To do this he must, so long as he rejects the collective method, forbid non-German combinations or alliances, and must dominate any combination of which Germany makes a part. Single European States, however heavily armed, Germany can meet ; a combination might defeat her, as before. A bargain with Britain does not meet the case, for when Britain is a member of an alliance she has to consider her allies. Britain did not want certain features of the Versailles Treaty, but was obliged to consent thereto as payment to allies. She did not want the invasion of the Ruhr, but was obliged to acquiesce in it. No feature of German policy is clearer than this determination to tolerate no combinations that might become hostile. Thus the effort to destroy the alliances with Russia ; to separate Britain from France.

It is clear if one thinks this through, that this means the domination of Europe, including Britain, by Germany. Already, as The Spectator pointed out last week, Germany has attained a position of predominance such as no European State has enjoyed for over a century. But even that statement falls short of the facts. Napoleon, even after Austerlitz, was not in a position to threaten the destruction of the British capital ; Hitler is. He is also in a position, with German guns commanding Gibraltar harbour, and the now complete sub- servience of his subordinate ally in the Mediterranean, to sever a vital artery of Empire. The position in the Far East is indicated by a statement of the Japanese Ambassador to Rome, a statement made last week significantly enough to the German Press in these words : "The end of the British predominance in the Far East has come for all time. A new chapter of history begins."

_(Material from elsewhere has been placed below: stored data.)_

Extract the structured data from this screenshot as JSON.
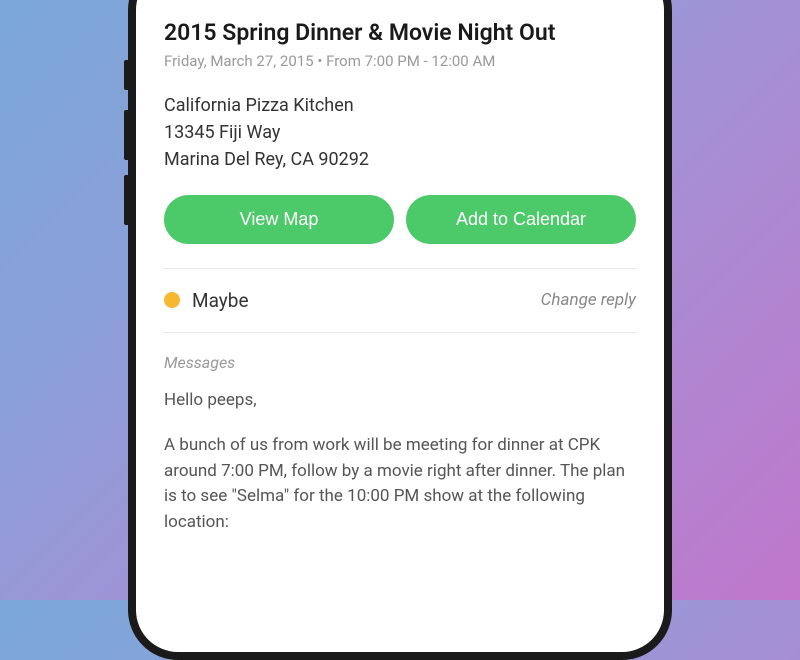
{
  "event": {
    "title": "2015 Spring Dinner & Movie Night Out",
    "datetime": "Friday, March 27, 2015 • From 7:00 PM - 12:00 AM"
  },
  "location": {
    "name": "California Pizza Kitchen",
    "street": "13345 Fiji Way",
    "city_state_zip": "Marina Del Rey, CA 90292"
  },
  "buttons": {
    "view_map": "View Map",
    "add_calendar": "Add to Calendar"
  },
  "rsvp": {
    "status": "Maybe",
    "status_color": "#F5B82E",
    "change_label": "Change reply"
  },
  "messages": {
    "header": "Messages",
    "greeting": "Hello peeps,",
    "body": "A bunch of us from work will be meeting for dinner at CPK around 7:00 PM, follow by a movie right after dinner. The plan is to see \"Selma\" for the 10:00 PM show at the following location:"
  },
  "colors": {
    "accent": "#4CC968"
  }
}
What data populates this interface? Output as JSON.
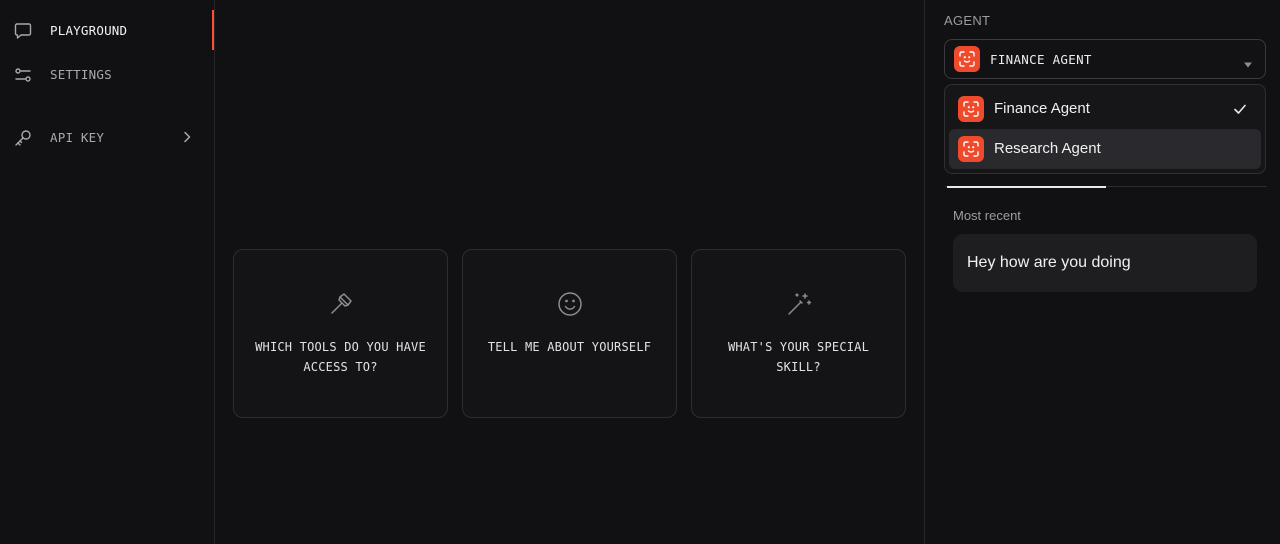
{
  "sidebar": {
    "items": [
      {
        "label": "PLAYGROUND",
        "icon": "chat-bubble-icon",
        "active": true
      },
      {
        "label": "SETTINGS",
        "icon": "sliders-icon",
        "active": false
      },
      {
        "label": "API KEY",
        "icon": "key-icon",
        "active": false
      }
    ]
  },
  "suggestions": [
    {
      "text": "WHICH TOOLS DO YOU HAVE ACCESS TO?",
      "icon": "hammer-icon"
    },
    {
      "text": "TELL ME ABOUT YOURSELF",
      "icon": "smiley-icon"
    },
    {
      "text": "WHAT'S YOUR SPECIAL SKILL?",
      "icon": "magic-wand-icon"
    }
  ],
  "agent_panel": {
    "label": "AGENT",
    "selected": "FINANCE AGENT",
    "options": [
      {
        "label": "Finance Agent",
        "checked": true
      },
      {
        "label": "Research Agent",
        "checked": false
      }
    ]
  },
  "history": {
    "section_label": "Most recent",
    "items": [
      "Hey how are you doing"
    ]
  },
  "colors": {
    "background": "#111113",
    "accent": "#f04a2c",
    "active_indicator": "#ff4e2f"
  }
}
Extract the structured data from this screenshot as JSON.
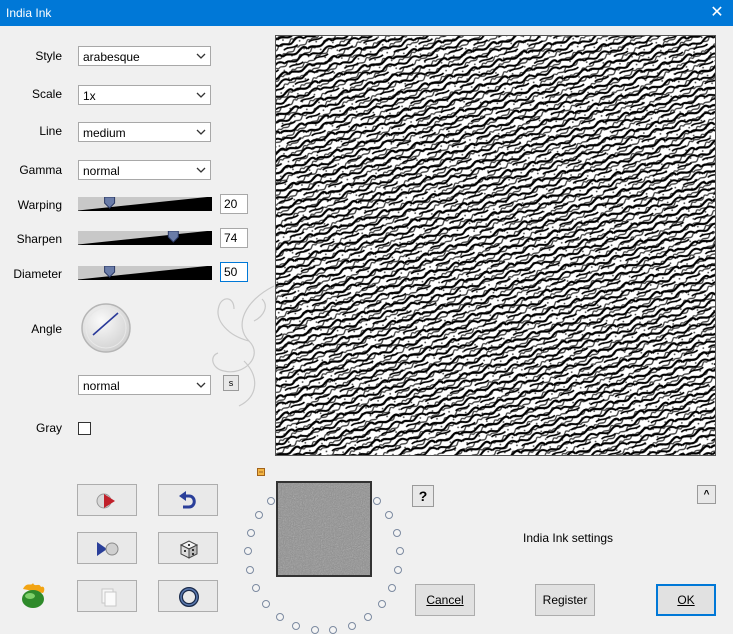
{
  "window": {
    "title": "India Ink",
    "close_glyph": "✕"
  },
  "controls": {
    "style": {
      "label": "Style",
      "value": "arabesque"
    },
    "scale": {
      "label": "Scale",
      "value": "1x"
    },
    "line": {
      "label": "Line",
      "value": "medium"
    },
    "gamma": {
      "label": "Gamma",
      "value": "normal"
    },
    "warping": {
      "label": "Warping",
      "value": "20",
      "level": 0.2
    },
    "sharpen": {
      "label": "Sharpen",
      "value": "74",
      "level": 0.74
    },
    "diameter": {
      "label": "Diameter",
      "value": "50",
      "level": 0.2
    },
    "angle": {
      "label": "Angle"
    },
    "mode": {
      "value": "normal"
    },
    "s_button": "s",
    "gray": {
      "label": "Gray",
      "checked": false
    }
  },
  "tools": {
    "icons": [
      "play-icon",
      "undo-icon",
      "next-frame-icon",
      "dice-icon",
      "copy-icon",
      "ring-icon"
    ]
  },
  "help_glyph": "?",
  "caret_glyph": "^",
  "status_text": "India Ink settings",
  "buttons": {
    "cancel": "Cancel",
    "register": "Register",
    "ok": "OK"
  },
  "colors": {
    "titlebar": "#0078d7",
    "accent": "#0078d7"
  }
}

A great many ask : "Why should we fear Germany's domination ? Why should she ask for what is unreason- able ? " The reply to which is that we cannot expect Germany to show better conduct in a position of domination than we showed. To retain her predominance she will have to do what we did : grant to allies conditions which she may not entirely approve but which are necessary rewards for support.

We are at Germany's mercy because Germany, or Hitler, feels that that is the only alternative to Germany being at ours, of running once more the risk of another Versailles. To accept the kind of Europe that Hitler demands means, however, that Britain must accept the precise risks Germany refuses to accept—risks which we refused to accept in 1914. It is the ancient dilemma which only the collective method in some form can solve.

If we cannot be secure when Germany is dominant, nor Germany secure when we are dominant, only a combination of all parties concerned to resist violence by any can solve the problem. But we move away from that solution. We are not winning over the dynamic States because our policy has made violence by them easy, attractive, profitable. And we are steadily alienating those whose support in resistance to violence is indispensable.

A choice is still available. We might still, by swallowing our prejudices in respect of Russia, create a Franco-Russian- British combination ; follow that up by such economic aid to China (in which we might have American help) that Japanese power would be absorbed for a long time, with a final chance that China might in the end assert her independ- ence; help Spain to become independent of the invaders ; regain for ourselves and France our position in the Mediter- ranean and nurse that combination into the nucleus of a collective grouping putting its combined power behind a system of equality of economic and political right, into which Germany could enter as partner. But partnership would have little attraction for Germany if resistance to her power had so collapsed that she could without much risk insist upon domination. Possession from her point of view would be preferable to mere partnership.

Or, there is the alternative which seems to be attractive to so many at the moment : Alliance with Germany and her associates for the common exploitation of conquests. But the same rule holds. Our share of the booty would depend upon our power to impose our views in the matter. To secure immunity for ourselves by promising not to oppose the exploitation of third parties could last only as long as the supply of such third parties held out. Events might prove that Russia would not be one of them. (Other dictators have burnt their fingers in Russia.) And then we should be "next."